Some conservatives say the course was influenced by a movement in academia to de-emphasize the United States' uniqueness and treat it as one nation among many. But protesting students and teachers are in favor of a more critical and accurate, versus patriotic, study of American history.
One parent, Robert Gleason, after pointing at the Colorado flag in the front of the room, told the board he didn't want the school district to follow in the path of Texas, where the state school board has told teachers to stick to state history standards, not the new course framework that some view as anti-American.
The protests involving students from over 17 high schools in Colorado's second-largest school district began more than a week ago, after the Jefferson County School Board first proposed the U.S. history review.
Both supporters and critics of the history review demonstrated outside the board meeting Thursday. Carole Morenz, holding a small American flag and a sign that said "History matters.
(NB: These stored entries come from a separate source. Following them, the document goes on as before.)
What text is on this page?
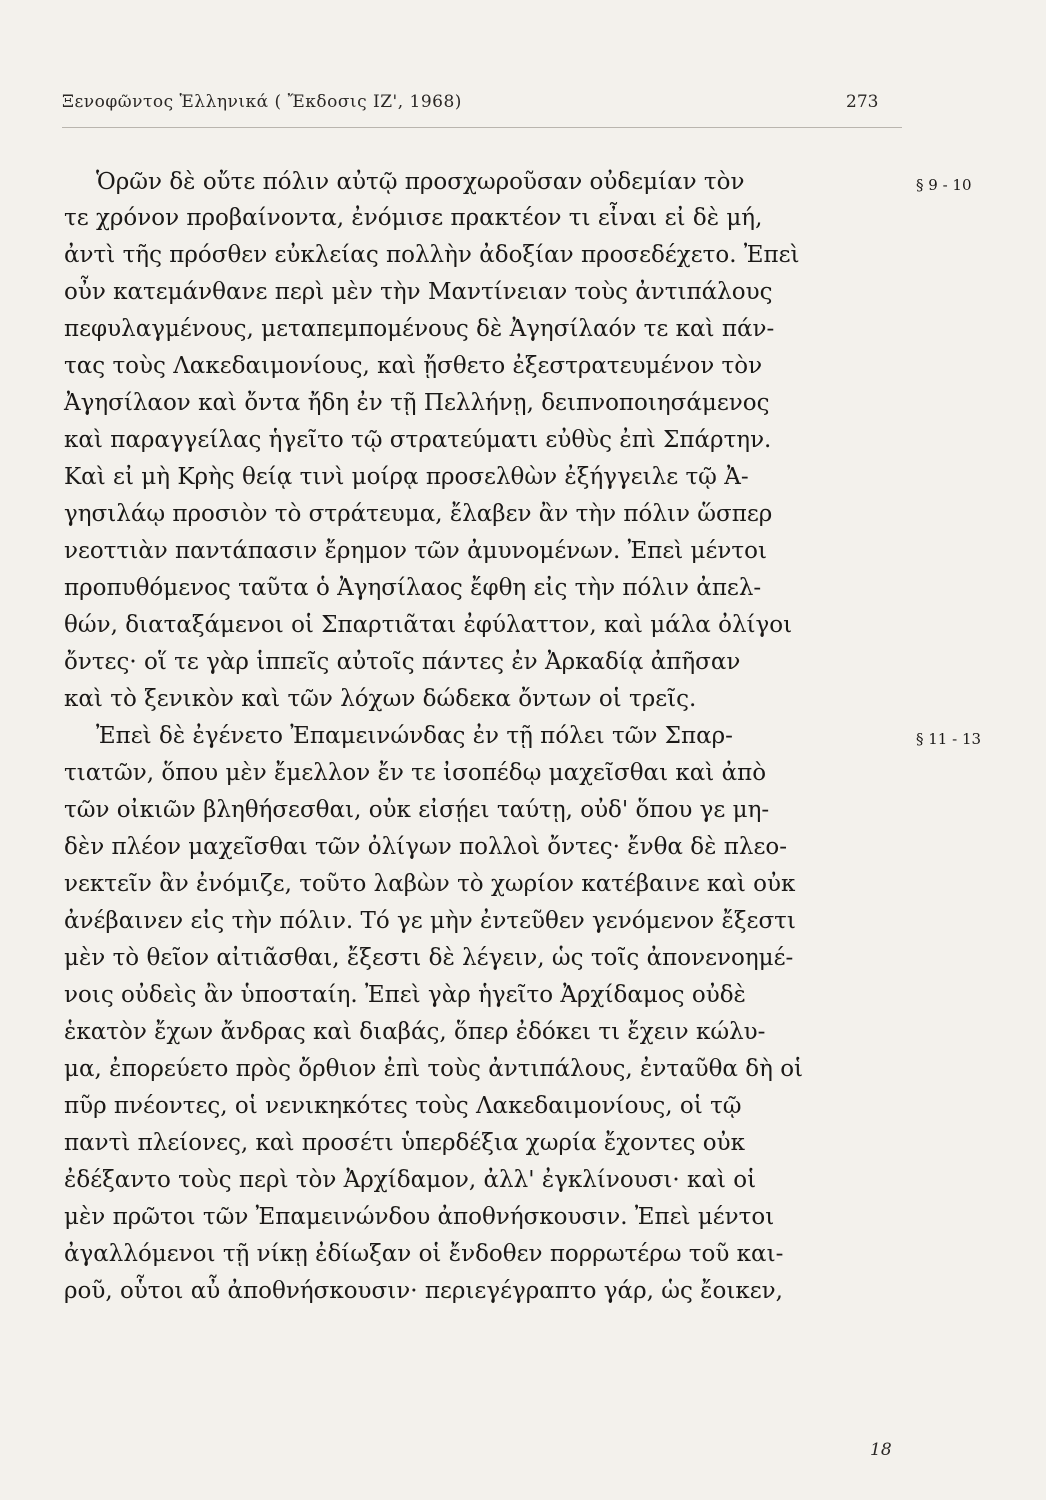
Ξενοφῶντος Ἑλληνικά ( Ἔκδοσις ΙΖ', 1968)	273
Ὁρῶν δὲ οὔτε πόλιν αὐτῷ προσχωροῦσαν οὐδεμίαν τὸν
τε χρόνον προβαίνοντα, ἐνόμισε πρακτέον τι εἶναι εἰ δὲ μή,
ἀντὶ τῆς πρόσθεν εὐκλείας πολλὴν ἀδοξίαν προσεδέχετο. Ἐπεὶ
οὖν κατεμάνθανε περὶ μὲν τὴν Μαντίνειαν τοὺς ἀντιπάλους
πεφυλαγμένους, μεταπεμπομένους δὲ Ἀγησίλαόν τε καὶ πάν-
τας τοὺς Λακεδαιμονίους, καὶ ᾔσθετο ἐξεστρατευμένον τὸν
Ἀγησίλαον καὶ ὄντα ἤδη ἐν τῇ Πελλήνῃ, δειπνοποιησάμενος
καὶ παραγγείλας ἡγεῖτο τῷ στρατεύματι εὐθὺς ἐπὶ Σπάρτην.
Καὶ εἰ μὴ Κρὴς θείᾳ τινὶ μοίρᾳ προσελθὼν ἐξήγγειλε τῷ Ἀ-
γησιλάῳ προσιὸν τὸ στράτευμα, ἔλαβεν ἂν τὴν πόλιν ὥσπερ
νεοττιὰν παντάπασιν ἔρημον τῶν ἀμυνομένων. Ἐπεὶ μέντοι
προπυθόμενος ταῦτα ὁ Ἀγησίλαος ἔφθη εἰς τὴν πόλιν ἀπελ-
θών, διαταξάμενοι οἱ Σπαρτιᾶται ἐφύλαττον, καὶ μάλα ὀλίγοι
ὄντες· οἵ τε γὰρ ἱππεῖς αὐτοῖς πάντες ἐν Ἀρκαδίᾳ ἀπῆσαν
καὶ τὸ ξενικὸν καὶ τῶν λόχων δώδεκα ὄντων οἱ τρεῖς.
Ἐπεὶ δὲ ἐγένετο Ἐπαμεινώνδας ἐν τῇ πόλει τῶν Σπαρ-
τιατῶν, ὅπου μὲν ἔμελλον ἔν τε ἰσοπέδῳ μαχεῖσθαι καὶ ἀπὸ
τῶν οἰκιῶν βληθήσεσθαι, οὐκ εἰσῄει ταύτῃ, οὐδ' ὅπου γε μη-
δὲν πλέον μαχεῖσθαι τῶν ὀλίγων πολλοὶ ὄντες· ἔνθα δὲ πλεο-
νεκτεῖν ἂν ἐνόμιζε, τοῦτο λαβὼν τὸ χωρίον κατέβαινε καὶ οὐκ
ἀνέβαινεν εἰς τὴν πόλιν. Τό γε μὴν ἐντεῦθεν γενόμενον ἔξεστι
μὲν τὸ θεῖον αἰτιᾶσθαι, ἔξεστι δὲ λέγειν, ὡς τοῖς ἀπονενοημέ-
νοις οὐδεὶς ἂν ὑποσταίη. Ἐπεὶ γὰρ ἡγεῖτο Ἀρχίδαμος οὐδὲ
ἑκατὸν ἔχων ἄνδρας καὶ διαβάς, ὅπερ ἐδόκει τι ἔχειν κώλυ-
μα, ἐπορεύετο πρὸς ὄρθιον ἐπὶ τοὺς ἀντιπάλους, ἐνταῦθα δὴ οἱ
πῦρ πνέοντες, οἱ νενικηκότες τοὺς Λακεδαιμονίους, οἱ τῷ
παντὶ πλείονες, καὶ προσέτι ὑπερδέξια χωρία ἔχοντες οὐκ
ἐδέξαντο τοὺς περὶ τὸν Ἀρχίδαμον, ἀλλ' ἐγκλίνουσι· καὶ οἱ
μὲν πρῶτοι τῶν Ἐπαμεινώνδου ἀποθνήσκουσιν. Ἐπεὶ μέντοι
ἀγαλλόμενοι τῇ νίκῃ ἐδίωξαν οἱ ἔνδοθεν πορρωτέρω τοῦ και-
ροῦ, οὗτοι αὖ ἀποθνήσκουσιν· περιεγέγραπτο γάρ, ὡς ἔοικεν,
§ 9 - 10
§ 11 - 13
18
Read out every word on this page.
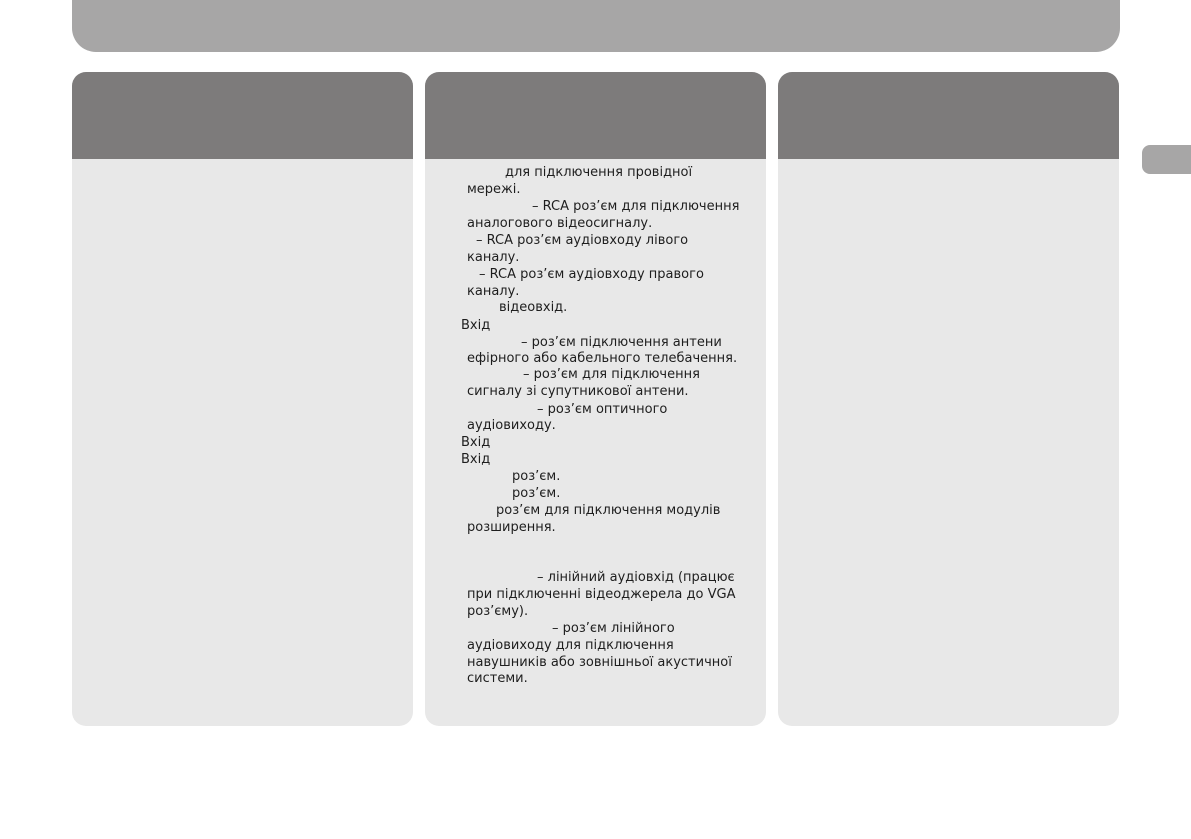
для підключення провідної
мережі.
– RCA роз’єм для підключення
аналогового відеосигналу.
– RCA роз’єм аудіовходу лівого
каналу.
– RCA роз’єм аудіовходу правого
каналу.
відеовхід.
Вхід
– роз’єм підключення антени
ефірного або кабельного телебачення.
– роз’єм для підключення
сигналу зі супутникової антени.
– роз’єм оптичного
аудіовиходу.
Вхід
Вхід
роз’єм.
роз’єм.
роз’єм для підключення модулів
розширення.
– лінійний аудіовхід (працює
при підключенні відеоджерела до VGA
роз’єму).
– роз’єм лінійного
аудіовиходу для підключення
навушників або зовнішньої акустичної
системи.
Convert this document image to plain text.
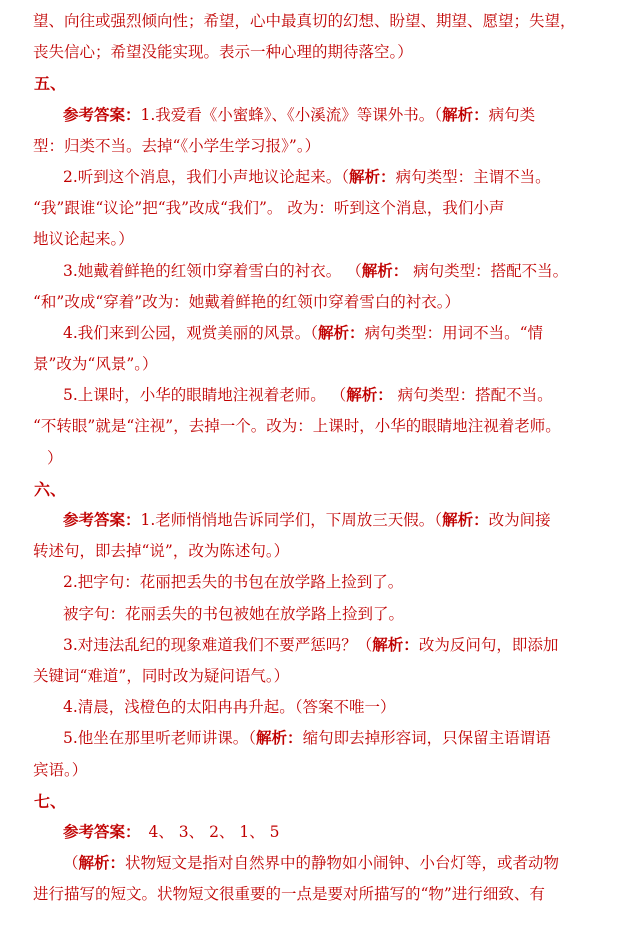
望、向往或强烈倾向性；希望，心中最真切的幻想、盼望、期望、愿望；失望，
丧失信心；希望没能实现。表示一种心理的期待落空。）
五、
参考答案：1.我爱看《小蜜蜂》、《小溪流》等课外书。（解析：病句类
型：归类不当。去掉“《小学生学习报》”。）
2.听到这个消息，我们小声地议论起来。（解析：病句类型：主谓不当。
“我”跟谁“议论”把“我”改成“我们”。 改为：听到这个消息，我们小声
地议论起来。）
3.她戴着鲜艳的红领巾穿着雪白的衬衣。 （解析： 病句类型：搭配不当。
“和”改成“穿着”改为：她戴着鲜艳的红领巾穿着雪白的衬衣。）
4.我们来到公园，观赏美丽的风景。（解析：病句类型：用词不当。“情
景”改为“风景”。）
5.上课时，小华的眼睛地注视着老师。 （解析： 病句类型：搭配不当。
“不转眼”就是“注视”，去掉一个。改为：上课时，小华的眼睛地注视着老师。
）
六、
参考答案：1.老师悄悄地告诉同学们，下周放三天假。（解析：改为间接
转述句，即去掉“说”，改为陈述句。）
2.把字句：花丽把丢失的书包在放学路上捡到了。
被字句：花丽丢失的书包被她在放学路上捡到了。
3.对违法乱纪的现象难道我们不要严惩吗？（解析：改为反问句，即添加
关键词“难道”，同时改为疑问语气。）
4.清晨，浅橙色的太阳冉冉升起。（答案不唯一）
5.他坐在那里听老师讲课。（解析：缩句即去掉形容词，只保留主语谓语
宾语。）
七、
参考答案： 4、 3、 2、 1、 5
（解析：状物短文是指对自然界中的静物如小闹钟、小台灯等，或者动物
进行描写的短文。状物短文很重要的一点是要对所描写的“物”进行细致、有
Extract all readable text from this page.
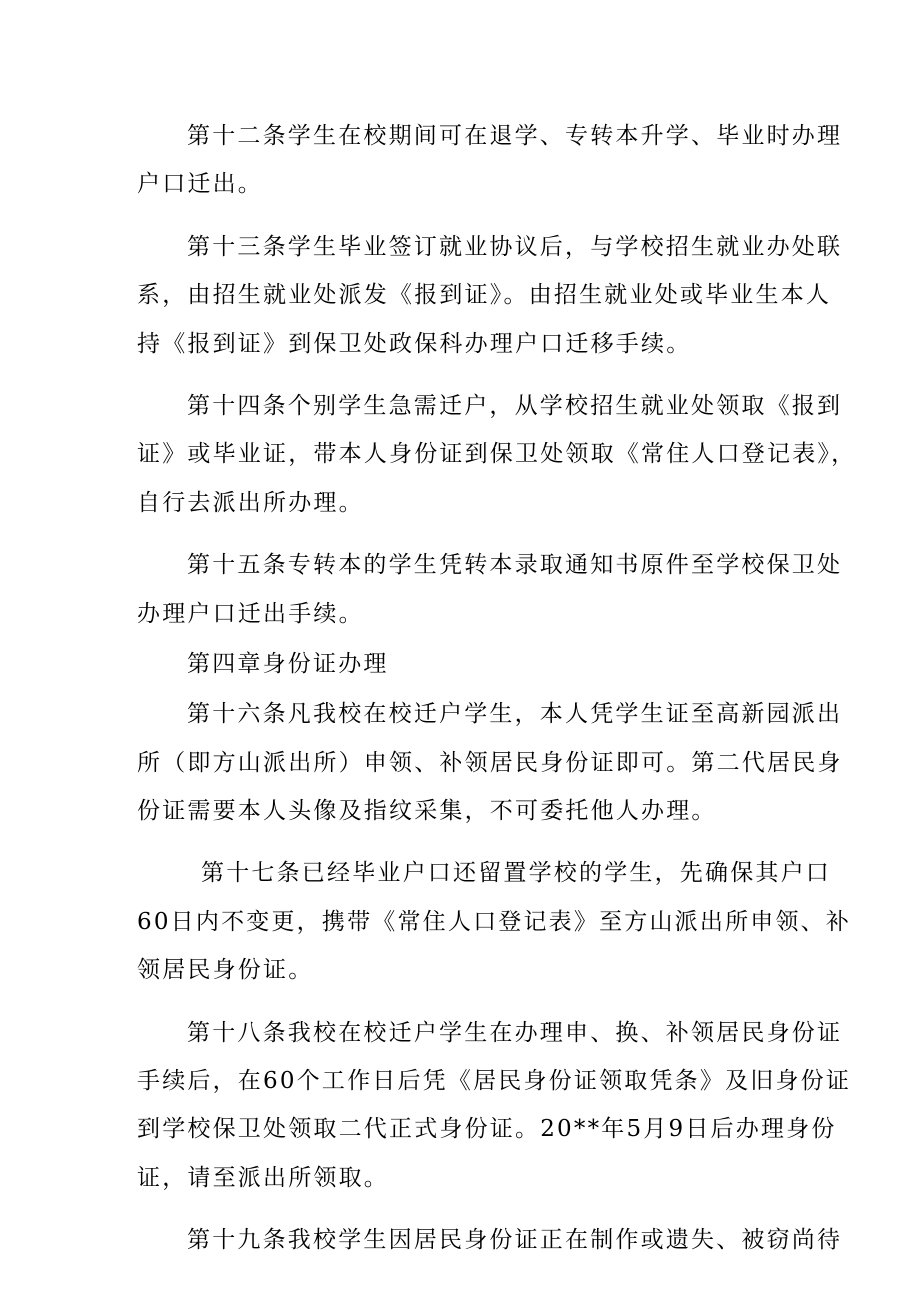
第十二条学生在校期间可在退学、专转本升学、毕业时办理
户口迁出。

第十三条学生毕业签订就业协议后，与学校招生就业办处联
系，由招生就业处派发《报到证》。由招生就业处或毕业生本人
持《报到证》到保卫处政保科办理户口迁移手续。

第十四条个别学生急需迁户，从学校招生就业处领取《报到
证》或毕业证，带本人身份证到保卫处领取《常住人口登记表》，
自行去派出所办理。

第十五条专转本的学生凭转本录取通知书原件至学校保卫处
办理户口迁出手续。

第四章身份证办理

第十六条凡我校在校迁户学生，本人凭学生证至高新园派出
所（即方山派出所）申领、补领居民身份证即可。第二代居民身
份证需要本人头像及指纹采集，不可委托他人办理。

第十七条已经毕业户口还留置学校的学生，先确保其户口
60日内不变更，携带《常住人口登记表》至方山派出所申领、补
领居民身份证。

第十八条我校在校迁户学生在办理申、换、补领居民身份证
手续后，在60个工作日后凭《居民身份证领取凭条》及旧身份证
到学校保卫处领取二代正式身份证。20**年5月9日后办理身份
证，请至派出所领取。

第十九条我校学生因居民身份证正在制作或遗失、被窃尚待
Know the truth," traveled from Pueblo because she said she's worried the change in approach to teaching history could be the "biggest cultural shift of our lifetime."
"They will lose the knowledge of what made America great," said Morenz, adding that she has been concerned about problems in education since she began homeschooling her children in the 1980s.
Phu, the daughter of Vietnamese immigrants, praised the U.S. for being a nation where people from all backgrounds can thrive, but she said students need to learn about the negative sides of its story, including the mistreatment of Native Americans and the internment of Japanese-Americans during World War II.
"Would you like to sweep us under the rug, too, just like our histories?" she asked.